215 Seiten, Dissertation Universität Erlangen-Nürnberg (2020), Softcover, A5

Zusammenfassung / Abstract

The amount of driver assistance, entertainment, and information features in automobiles is increasing rapidly over the past few years. Human machine interfaces are the means to communicate between car and passengers. With the regard of automated testing of these interfaces, a typical scenario in the development of automotive infotainment systems is revealed. Conventional approaches for testing, based on empirical thresholds, however, are not able to provide reliable detection rates and require a lot of maintenance. This is where model-based testing approaches come into play. By applying model-based approaches, the acquisition of empirical thresholds is abandoned in favor of models learned by algorithms. Relying on an underlying model, the algorithms exhibit higher capabilities in detecting errors that approaches based on empirical thresholds are not taking into account.

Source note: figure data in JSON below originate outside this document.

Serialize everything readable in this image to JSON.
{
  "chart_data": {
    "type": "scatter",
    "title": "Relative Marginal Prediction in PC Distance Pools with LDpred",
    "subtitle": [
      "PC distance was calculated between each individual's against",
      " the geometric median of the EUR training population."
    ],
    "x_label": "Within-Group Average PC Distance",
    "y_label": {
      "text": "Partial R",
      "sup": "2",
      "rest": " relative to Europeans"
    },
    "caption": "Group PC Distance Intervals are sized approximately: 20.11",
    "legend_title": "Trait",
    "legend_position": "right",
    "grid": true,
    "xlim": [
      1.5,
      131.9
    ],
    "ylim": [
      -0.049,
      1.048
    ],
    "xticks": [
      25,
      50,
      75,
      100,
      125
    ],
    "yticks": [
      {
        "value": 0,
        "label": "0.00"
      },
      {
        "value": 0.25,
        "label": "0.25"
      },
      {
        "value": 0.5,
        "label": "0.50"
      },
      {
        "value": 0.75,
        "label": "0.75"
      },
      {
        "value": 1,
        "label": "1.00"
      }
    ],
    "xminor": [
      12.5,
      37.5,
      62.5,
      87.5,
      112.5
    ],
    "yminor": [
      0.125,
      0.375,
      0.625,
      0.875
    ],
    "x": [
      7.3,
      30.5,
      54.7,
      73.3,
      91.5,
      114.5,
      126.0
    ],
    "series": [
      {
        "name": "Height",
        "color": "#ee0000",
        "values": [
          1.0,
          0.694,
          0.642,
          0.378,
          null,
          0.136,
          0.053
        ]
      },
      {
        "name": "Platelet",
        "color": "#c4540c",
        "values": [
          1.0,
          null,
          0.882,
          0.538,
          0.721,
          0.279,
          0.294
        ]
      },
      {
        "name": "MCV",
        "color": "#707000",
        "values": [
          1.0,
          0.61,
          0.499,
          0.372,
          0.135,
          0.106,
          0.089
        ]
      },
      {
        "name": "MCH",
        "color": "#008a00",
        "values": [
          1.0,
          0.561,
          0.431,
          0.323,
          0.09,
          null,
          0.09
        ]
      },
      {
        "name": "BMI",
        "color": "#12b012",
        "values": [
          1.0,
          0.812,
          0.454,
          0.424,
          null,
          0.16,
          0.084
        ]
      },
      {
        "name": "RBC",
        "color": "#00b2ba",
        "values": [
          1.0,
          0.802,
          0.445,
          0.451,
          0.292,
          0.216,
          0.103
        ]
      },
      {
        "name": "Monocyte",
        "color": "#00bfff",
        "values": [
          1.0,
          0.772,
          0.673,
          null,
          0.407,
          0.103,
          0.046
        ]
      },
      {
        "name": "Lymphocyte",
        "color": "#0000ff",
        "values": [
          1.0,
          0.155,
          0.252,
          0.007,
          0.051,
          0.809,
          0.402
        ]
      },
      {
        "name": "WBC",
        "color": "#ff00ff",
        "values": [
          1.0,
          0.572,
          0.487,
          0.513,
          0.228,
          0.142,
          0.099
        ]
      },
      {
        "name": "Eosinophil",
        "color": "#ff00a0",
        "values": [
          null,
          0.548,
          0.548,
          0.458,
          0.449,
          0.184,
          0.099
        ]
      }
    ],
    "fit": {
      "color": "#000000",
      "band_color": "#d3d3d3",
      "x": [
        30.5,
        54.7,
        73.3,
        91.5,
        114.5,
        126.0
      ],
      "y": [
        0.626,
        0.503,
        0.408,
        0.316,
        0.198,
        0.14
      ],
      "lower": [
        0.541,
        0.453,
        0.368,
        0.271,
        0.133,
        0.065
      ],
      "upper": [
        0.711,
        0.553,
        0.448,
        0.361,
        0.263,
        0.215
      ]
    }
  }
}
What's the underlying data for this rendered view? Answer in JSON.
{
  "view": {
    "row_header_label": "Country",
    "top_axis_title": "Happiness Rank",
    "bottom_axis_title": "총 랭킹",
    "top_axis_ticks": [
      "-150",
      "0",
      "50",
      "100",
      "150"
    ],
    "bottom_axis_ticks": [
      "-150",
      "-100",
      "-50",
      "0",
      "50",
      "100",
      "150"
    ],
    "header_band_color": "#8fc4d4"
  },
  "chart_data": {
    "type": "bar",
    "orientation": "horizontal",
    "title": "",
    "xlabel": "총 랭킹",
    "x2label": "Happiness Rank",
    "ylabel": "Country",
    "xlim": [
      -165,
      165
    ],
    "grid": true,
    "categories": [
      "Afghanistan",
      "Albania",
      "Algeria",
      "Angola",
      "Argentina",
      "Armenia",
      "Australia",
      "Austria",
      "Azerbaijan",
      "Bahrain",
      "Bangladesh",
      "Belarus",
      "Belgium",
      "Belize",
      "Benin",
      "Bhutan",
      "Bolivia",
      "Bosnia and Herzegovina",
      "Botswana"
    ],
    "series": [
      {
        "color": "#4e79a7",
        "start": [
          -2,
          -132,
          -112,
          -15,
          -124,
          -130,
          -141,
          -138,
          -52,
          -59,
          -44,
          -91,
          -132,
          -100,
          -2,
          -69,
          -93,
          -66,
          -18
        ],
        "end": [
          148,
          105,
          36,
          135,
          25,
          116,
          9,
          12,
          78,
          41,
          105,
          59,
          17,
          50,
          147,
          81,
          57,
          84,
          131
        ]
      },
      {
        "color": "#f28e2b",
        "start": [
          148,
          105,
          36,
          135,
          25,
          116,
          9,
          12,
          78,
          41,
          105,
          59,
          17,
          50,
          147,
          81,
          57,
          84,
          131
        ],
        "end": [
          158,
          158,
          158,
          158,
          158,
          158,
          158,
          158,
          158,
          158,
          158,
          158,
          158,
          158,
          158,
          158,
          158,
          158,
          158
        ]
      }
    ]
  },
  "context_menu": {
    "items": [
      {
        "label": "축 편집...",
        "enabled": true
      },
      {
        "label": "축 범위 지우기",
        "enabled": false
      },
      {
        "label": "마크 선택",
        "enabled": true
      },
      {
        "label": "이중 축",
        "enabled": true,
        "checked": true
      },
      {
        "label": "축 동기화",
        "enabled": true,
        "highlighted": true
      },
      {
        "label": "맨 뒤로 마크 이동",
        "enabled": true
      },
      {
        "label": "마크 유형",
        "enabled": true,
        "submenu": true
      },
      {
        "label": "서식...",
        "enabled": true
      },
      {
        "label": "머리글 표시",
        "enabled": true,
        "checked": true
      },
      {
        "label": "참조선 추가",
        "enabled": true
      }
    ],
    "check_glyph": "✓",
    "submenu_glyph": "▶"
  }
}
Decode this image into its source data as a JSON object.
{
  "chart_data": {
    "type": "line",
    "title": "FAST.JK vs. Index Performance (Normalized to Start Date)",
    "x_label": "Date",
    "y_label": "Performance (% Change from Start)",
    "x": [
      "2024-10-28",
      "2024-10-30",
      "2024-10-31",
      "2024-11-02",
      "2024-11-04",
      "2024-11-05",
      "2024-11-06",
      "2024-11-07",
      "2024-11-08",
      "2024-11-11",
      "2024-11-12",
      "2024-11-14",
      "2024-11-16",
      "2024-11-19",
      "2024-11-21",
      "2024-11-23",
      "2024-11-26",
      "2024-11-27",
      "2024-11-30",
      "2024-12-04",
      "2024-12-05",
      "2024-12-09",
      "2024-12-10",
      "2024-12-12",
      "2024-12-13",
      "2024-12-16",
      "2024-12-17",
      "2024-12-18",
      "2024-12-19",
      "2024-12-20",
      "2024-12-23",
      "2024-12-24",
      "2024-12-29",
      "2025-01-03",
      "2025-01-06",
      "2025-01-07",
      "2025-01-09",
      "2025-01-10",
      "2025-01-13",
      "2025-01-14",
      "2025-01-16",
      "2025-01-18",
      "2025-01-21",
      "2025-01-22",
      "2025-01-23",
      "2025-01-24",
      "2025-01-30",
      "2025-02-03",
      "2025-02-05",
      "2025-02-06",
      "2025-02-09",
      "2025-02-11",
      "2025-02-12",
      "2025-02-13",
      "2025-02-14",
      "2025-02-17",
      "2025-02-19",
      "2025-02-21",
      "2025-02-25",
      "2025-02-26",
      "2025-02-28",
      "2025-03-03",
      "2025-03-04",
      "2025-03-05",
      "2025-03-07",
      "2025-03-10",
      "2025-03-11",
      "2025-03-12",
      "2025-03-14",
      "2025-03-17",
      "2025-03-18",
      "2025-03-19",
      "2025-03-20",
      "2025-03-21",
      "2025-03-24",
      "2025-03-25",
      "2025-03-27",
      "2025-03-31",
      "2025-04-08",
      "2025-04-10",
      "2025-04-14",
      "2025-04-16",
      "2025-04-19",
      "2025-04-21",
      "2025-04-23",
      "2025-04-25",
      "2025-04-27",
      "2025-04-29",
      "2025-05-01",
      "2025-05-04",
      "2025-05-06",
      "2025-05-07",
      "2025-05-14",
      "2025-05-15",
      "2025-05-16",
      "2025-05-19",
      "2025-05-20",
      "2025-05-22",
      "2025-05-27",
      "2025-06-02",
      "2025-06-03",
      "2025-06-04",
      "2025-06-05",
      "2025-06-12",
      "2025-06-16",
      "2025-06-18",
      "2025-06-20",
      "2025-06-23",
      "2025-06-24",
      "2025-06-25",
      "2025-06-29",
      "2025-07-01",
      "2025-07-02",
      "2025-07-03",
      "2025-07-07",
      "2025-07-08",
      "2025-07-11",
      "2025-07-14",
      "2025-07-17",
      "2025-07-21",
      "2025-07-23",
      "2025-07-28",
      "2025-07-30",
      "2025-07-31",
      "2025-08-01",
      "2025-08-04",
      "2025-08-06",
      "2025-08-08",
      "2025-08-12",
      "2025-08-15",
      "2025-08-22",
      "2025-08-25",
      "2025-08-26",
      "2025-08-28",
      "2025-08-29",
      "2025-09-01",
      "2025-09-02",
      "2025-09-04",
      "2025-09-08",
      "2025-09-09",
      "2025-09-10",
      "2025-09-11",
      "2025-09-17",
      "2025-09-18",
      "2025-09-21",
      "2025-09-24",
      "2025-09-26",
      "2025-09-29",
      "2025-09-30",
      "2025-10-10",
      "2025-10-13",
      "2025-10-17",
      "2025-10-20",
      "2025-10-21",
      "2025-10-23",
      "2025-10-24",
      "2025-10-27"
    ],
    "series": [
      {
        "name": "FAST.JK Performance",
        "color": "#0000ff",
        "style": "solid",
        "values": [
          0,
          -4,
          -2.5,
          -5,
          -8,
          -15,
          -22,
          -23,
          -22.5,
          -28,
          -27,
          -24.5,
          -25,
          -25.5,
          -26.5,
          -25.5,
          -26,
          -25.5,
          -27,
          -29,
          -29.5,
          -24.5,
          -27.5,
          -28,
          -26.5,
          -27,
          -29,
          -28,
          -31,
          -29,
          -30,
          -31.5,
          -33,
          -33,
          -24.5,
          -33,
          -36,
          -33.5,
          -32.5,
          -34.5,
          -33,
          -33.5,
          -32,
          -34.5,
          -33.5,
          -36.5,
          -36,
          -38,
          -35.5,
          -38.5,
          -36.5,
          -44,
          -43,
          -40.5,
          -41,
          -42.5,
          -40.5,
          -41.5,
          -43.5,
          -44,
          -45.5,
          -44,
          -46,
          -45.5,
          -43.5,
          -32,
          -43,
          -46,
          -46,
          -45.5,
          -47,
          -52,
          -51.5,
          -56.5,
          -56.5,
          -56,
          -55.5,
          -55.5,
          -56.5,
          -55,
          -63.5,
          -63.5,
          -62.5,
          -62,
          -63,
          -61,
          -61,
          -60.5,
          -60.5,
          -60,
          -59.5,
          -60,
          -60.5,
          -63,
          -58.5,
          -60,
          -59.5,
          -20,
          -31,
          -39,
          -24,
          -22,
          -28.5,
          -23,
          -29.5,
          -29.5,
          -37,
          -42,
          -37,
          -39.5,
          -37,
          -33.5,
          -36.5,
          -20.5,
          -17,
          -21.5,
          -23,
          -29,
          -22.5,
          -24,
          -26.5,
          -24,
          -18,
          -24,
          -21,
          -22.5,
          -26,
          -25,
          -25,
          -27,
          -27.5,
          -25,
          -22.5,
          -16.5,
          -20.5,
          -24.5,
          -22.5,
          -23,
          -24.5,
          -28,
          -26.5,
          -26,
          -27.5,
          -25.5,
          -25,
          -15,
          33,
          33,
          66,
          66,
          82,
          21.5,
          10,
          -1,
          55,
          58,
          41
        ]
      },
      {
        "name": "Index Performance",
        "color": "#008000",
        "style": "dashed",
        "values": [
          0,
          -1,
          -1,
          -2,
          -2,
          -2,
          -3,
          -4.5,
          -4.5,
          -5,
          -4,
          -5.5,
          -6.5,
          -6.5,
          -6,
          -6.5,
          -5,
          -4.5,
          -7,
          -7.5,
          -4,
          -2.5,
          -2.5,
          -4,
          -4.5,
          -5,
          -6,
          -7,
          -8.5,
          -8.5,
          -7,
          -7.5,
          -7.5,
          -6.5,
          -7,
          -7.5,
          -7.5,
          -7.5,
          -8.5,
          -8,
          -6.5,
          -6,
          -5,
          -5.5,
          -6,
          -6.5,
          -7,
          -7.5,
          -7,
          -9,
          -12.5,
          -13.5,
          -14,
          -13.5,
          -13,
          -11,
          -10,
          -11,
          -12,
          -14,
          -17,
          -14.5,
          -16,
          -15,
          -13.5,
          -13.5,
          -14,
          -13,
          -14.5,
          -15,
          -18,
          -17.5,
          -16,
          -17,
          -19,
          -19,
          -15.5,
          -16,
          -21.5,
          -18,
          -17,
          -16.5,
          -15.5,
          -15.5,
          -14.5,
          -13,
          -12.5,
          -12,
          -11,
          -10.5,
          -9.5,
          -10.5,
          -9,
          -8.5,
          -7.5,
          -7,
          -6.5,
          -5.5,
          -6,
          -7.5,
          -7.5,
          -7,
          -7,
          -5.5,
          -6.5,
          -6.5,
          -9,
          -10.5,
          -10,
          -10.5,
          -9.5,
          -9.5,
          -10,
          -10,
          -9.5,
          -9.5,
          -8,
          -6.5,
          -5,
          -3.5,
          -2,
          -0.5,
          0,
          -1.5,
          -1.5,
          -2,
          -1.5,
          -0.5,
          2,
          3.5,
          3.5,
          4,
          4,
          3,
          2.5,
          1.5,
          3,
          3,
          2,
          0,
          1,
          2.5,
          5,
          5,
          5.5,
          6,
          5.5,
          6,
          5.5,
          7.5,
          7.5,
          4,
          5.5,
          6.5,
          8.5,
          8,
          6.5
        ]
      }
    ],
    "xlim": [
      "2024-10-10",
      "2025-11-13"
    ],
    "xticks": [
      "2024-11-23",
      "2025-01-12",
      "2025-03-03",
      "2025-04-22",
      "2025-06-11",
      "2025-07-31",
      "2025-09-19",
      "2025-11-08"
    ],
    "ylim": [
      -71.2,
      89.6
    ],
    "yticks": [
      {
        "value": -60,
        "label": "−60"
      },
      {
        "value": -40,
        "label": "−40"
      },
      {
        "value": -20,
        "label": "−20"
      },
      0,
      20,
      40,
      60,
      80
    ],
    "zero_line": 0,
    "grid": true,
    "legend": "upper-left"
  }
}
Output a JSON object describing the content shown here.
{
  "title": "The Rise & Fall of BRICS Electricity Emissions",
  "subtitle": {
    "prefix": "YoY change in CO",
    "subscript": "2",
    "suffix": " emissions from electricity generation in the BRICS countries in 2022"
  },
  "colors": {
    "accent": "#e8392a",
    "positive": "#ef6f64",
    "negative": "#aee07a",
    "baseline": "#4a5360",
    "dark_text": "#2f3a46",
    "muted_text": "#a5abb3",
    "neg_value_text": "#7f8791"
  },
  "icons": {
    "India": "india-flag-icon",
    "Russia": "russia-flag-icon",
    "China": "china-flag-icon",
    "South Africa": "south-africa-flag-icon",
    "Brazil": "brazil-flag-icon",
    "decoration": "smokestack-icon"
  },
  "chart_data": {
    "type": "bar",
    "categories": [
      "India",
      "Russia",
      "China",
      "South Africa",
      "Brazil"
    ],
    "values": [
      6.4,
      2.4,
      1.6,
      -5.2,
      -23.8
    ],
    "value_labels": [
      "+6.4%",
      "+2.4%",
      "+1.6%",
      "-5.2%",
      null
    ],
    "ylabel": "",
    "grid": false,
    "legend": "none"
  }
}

This thesis concentrates on automated testing in the context of a model-based end-to-end approach. After introducing the main approaches and components for evaluating and setting up an automated testing environment, a first component for interacting with the infotainment system is provided, which could bring human-like input patterns forward. The main part of this thesis focuses on the detection of irregular motion in the navigation context. By applying a model-based approach that learns the normal behavior of the system, irregularities could be found with relative ease in comparison to stale and fixed threshold-based approaches. Furthermore, in the domain of screen content verification, a deep neural network approach is dedicated to detect and classify icons in a given screen. This approach could speed up the state-of-the-art sliding window pattern matching approach and also be more robust to design changes and noise. All contributions provide extensive experiments on custom data sets and demonstrate the advantage over conventional methods.